R for Web Data: Mining Insights from Websites

Extract Movie Data from IMDB: A Guide with rvest

January 03, 2024

Intro of the post

We are searching data from IMDB Comedy TV series that have 5.0 or above ratings. This post gives you an insight baout how scarping the names, years and synopsis of the top 100 comedy movies at the IMDB. Web scraping provides a convenient method for retrieving information from websites lacking an API or offering direct data access.
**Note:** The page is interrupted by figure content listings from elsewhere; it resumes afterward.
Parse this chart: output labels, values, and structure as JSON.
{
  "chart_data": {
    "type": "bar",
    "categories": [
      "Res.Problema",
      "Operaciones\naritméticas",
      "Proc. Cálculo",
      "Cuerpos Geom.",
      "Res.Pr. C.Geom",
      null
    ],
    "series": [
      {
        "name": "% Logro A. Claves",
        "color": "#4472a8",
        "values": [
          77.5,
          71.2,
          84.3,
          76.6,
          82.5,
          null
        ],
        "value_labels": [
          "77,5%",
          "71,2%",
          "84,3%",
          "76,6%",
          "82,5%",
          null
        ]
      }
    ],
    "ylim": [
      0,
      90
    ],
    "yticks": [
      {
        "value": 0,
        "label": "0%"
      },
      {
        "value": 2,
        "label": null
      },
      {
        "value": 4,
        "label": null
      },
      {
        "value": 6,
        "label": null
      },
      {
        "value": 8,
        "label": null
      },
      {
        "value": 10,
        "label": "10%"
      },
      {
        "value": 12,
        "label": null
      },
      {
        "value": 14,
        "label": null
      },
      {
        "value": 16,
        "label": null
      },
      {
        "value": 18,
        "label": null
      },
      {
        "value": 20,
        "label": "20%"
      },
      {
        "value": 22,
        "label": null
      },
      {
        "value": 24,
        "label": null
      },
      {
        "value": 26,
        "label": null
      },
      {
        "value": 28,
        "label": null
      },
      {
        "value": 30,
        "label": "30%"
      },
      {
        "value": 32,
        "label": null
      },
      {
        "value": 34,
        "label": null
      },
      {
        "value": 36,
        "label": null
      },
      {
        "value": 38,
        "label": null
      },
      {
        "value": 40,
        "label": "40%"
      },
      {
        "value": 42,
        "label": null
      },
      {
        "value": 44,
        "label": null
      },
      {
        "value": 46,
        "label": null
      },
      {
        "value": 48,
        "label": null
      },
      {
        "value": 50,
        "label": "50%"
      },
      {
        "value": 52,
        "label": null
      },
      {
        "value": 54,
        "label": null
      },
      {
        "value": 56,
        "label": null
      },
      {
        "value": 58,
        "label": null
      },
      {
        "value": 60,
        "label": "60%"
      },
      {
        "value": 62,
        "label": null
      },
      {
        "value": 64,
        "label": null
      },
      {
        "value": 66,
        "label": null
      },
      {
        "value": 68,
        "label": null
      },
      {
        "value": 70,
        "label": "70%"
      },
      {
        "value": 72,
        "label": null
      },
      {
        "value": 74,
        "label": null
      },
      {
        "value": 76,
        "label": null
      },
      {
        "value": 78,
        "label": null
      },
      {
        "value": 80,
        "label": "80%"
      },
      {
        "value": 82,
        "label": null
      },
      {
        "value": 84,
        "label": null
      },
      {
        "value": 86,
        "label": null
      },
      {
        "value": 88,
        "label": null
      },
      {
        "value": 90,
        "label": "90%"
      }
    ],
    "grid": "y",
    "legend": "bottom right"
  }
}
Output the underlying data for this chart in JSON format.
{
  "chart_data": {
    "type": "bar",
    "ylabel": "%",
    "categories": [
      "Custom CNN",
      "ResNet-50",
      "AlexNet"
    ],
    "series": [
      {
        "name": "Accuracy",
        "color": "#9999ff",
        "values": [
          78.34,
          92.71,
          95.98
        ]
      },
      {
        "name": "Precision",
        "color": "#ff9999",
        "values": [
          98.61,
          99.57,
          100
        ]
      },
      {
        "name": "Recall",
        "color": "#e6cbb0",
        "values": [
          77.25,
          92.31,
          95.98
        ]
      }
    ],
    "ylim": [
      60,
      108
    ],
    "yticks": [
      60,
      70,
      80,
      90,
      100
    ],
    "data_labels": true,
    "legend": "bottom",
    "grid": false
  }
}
This guide will explain the process of extracting details such as names, years, ratings, and synopses from the top 100 adventure movies on IMDb.

Install required packages

install.packages("rvest")
install.packages("dplyr")

The Web page of IMDB

IMDB Page

Load libraries

library(rvest)
library(dplyr)

Read the web page

link = "https://www.imdb.com/search/title/?title=Comedy&title_type=tv_series&user_rating=5,"
page = read_html(link)

Scrape the data

name = page %>% html_nodes(".lister-item-header a") %>% html_text()
year = page %>% html_nodes(".text-muted.unbold") %>% html_text()
rating = page %>% html_nodes(".ratings-imdb-rating strong") %>% html_text()
synopsis = page %>% html_nodes(".ratings-bar+ .text-muted") %>% html_text()

Convert data to a data frame

movies = data.frame(name, year, rating, synopsis, stringsAsFactors = FALSE)

Write to CSV

write.csv(movies, “movies.csv”, row.names = FALSE)